By THE ASSOCIATED PRESS
RANGOON — Burma's junta has rejected an appeal to free pro-democracy leader Aung San Suu Kyi, whose most recent period of detention will expire May 27, her party spokesman said Tuesday.
The Nobel Peace Prize laureate has spent more than 13 of the last 19 years—including the past six—under house arrest in Rangoon despite international pressure for her release.
Burma has been under military rule since 1962. The current junta came to power in 1988 after crushing a nationwide pro-democracy uprising. It held elections in 1990 but refused to honor the results after Suu Kyi's party won a landslide victory.
National League for Democracy spokesman Nyan Win said the country's military authorities summoned the assistant to Suu Kyi's lawyer to the administrative capital of Naypyidaw last Friday and handed over a letter rejecting the appeal for her release.
Nyan Win said the letter stated that "grounds for her appeal were not strong enough."
"The rejection is not fair because the appeal was not given a proper and full hearing," he said.
Suu Kyi's lawyer, Kyi Win, in October last year filed an appeal with the military government against her detention based on nine reasons, including one asserting that "she was never a threat to the security of the state."

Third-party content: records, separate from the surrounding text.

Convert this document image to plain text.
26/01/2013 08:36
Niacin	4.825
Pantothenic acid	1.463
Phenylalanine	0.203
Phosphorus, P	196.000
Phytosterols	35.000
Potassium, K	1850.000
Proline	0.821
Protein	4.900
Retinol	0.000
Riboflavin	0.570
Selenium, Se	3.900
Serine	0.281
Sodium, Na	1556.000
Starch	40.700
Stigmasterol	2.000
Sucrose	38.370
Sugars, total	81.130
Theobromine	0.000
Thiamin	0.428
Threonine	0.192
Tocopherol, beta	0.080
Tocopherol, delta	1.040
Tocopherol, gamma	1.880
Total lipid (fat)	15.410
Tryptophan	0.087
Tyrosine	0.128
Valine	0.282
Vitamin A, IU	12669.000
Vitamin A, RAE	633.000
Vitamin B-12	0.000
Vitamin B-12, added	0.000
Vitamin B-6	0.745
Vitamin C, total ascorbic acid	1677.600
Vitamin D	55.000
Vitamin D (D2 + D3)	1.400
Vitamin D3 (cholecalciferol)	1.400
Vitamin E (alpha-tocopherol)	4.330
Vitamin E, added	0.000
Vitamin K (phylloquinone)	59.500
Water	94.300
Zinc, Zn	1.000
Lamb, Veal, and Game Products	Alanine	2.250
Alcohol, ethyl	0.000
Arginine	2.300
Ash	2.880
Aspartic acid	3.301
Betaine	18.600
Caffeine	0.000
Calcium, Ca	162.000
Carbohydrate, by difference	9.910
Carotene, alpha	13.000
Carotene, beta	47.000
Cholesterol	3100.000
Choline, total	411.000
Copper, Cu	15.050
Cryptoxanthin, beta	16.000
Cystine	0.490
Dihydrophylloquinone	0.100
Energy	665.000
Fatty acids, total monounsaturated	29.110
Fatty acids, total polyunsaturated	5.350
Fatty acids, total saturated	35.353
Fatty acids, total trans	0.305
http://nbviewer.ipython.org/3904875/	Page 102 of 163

The 1975 anti-subversion law under which she has been confined without trial says detentions of up to five years at a time are permissible for those who could be a threat to public order.
Her house arrest was extended by one year in May last year, an apparent violation of a law that stipulates that no one can be held longer than five years without being released or put on trial.
However, a commentary in the state-owned New Light of Myanmar newspaper last June said detentions were permissible for as long as six years.
The commentary said yearly extensions must be approved by the Council of Ministers and then by the Central Body, which includes the home, defense and foreign affairs ministers.
Nyan Win said he is still hopeful Suu Kyi will be freed later this month when her six-year detention expires, although there were no indications that she would be released.